Pasó un rato; Servilia oía a César en el baño, aparentemente en paz con el mundo. Y por fin ella se levantó con esfuerzo de la cama y se vistió.

—¿No te bañas? —preguntó César, sonriéndole de verdad cuando ella entró en la habitación que hacía de baño en la galería.

—Hoy me iré a bañar a mi casa.

—¿Estoy perdonado?

—¿Quieres estarlo?

—Me honra tenerte por amante.

—¡Creo que eso lo dices en serio!

—Así es —le aseguró él con sinceridad.

Servilia irguió los hombros y apretó los labios.

—Lo pensaré, César.

—¡Estupendo!

Con lo cual interpretó Servilia que César daba a entender que sabía que ella volvería.

Gracias a todos los dioses había una larga caminata hasta la casa de Servilia. «¿Cómo se ha atrevido a hacerme esto? ¡Con tanta habilidad, de un modo tan terriblemente civilizado! Como si mis sentimientos no tuvieran ninguna importancia… como si yo, una patricia Servilia Cepión, no importase nada. Ha hecho que yo le pidiera el matrimonio, y luego me lo ha tirado a la cara como el contenido de un orinal. Me ha rechazado como si yo fuera la hija de cualquier rico palurdo de la Galia o de Sicilia. ¡He razonado con él! ¡Le he suplicado! ¡Me he tendido en el suelo y he dejado que se limpiase los pies en mí! ¡Yo, una patricia Servilia Cepión! Todos estos años lo he tenido esclavizado, cuando ninguna otra mujer había conseguido hacerlo nunca… ¿Cómo iba yo a suponer que iba a rechazarme? Sinceramente, creí que se casaría conmigo. Y él sabía que yo pensaba que se casaría conmigo. ¡Oh, qué placer debe de haber experimentado mientras representábamos esa pequeña farsa! Creí que sabía ser fría, pero no lo soy del modo en que lo es él. ¿Por qué, entonces, lo amo tanto? ¿Por qué en este mismo momento continúo amándole?
Insulsus
. Eso es lo que me ha hecho. Después de él, todos los demás hombres son completamente insípidos. El ha ganado. Pero yo nunca se lo perdonaré. ¡Nunca!»

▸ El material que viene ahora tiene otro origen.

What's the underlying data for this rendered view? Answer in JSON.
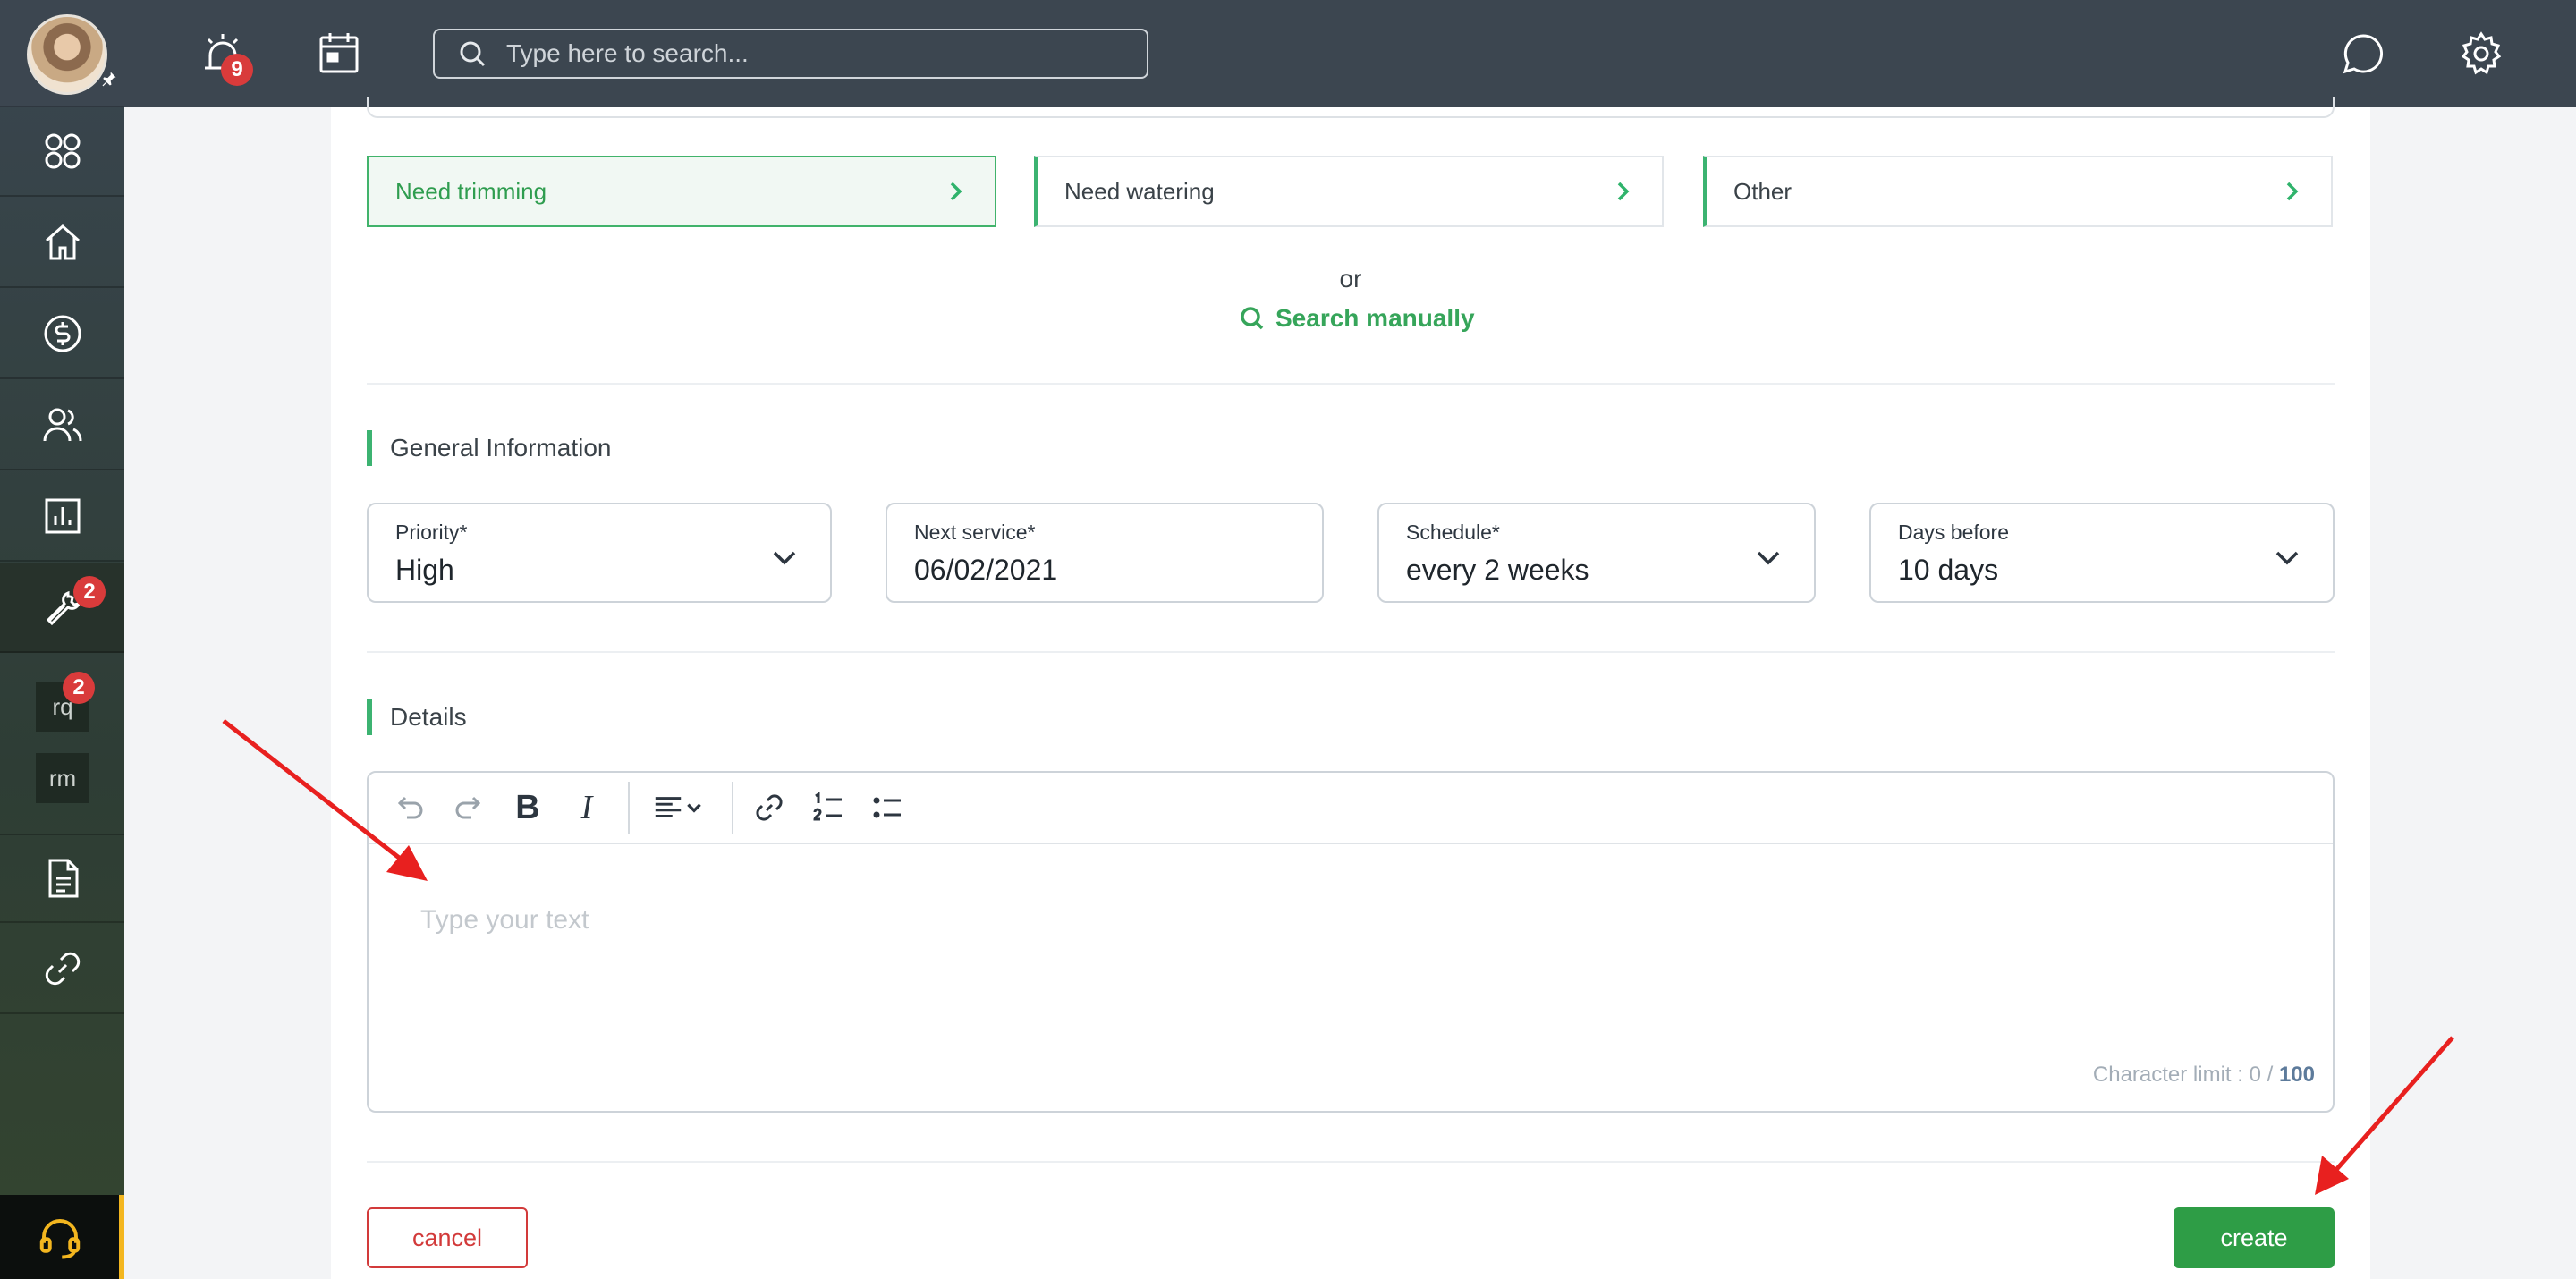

Tener a Pompeyo el Grande viviendo en una mansión alquilada por encima del Campo de Marte era un poco como saber que la única barrera entre el león y el Senado era una hoja de papel. Antes o después alguien se cortaría un dedo y el olor de la sangre provocaría que asomara una garra exploratoria. Por ese motivo y no otro se decidió celebrar una
contio
de la Asamblea Popular en el Circus Flaminius para discutir el formato de Pisón Frugi para el procesamiento de Publio Clodio. Con el propósito de poner en evidencia a Pompeyo, pues Pompeyo no quería tener nada que ver con el escándalo de Clodio, Fufio Caleno, muy decidido, le preguntó qué le parecía la cláusula que indicaba que el propio juez nombrase a dedo a los miembros del jurado. Los
boni
estaban radiantes. ¡Cualquier cosa que pusiera en apuros a Pompeyo serviría para el propósito de empequeñecer al Gran Hombre!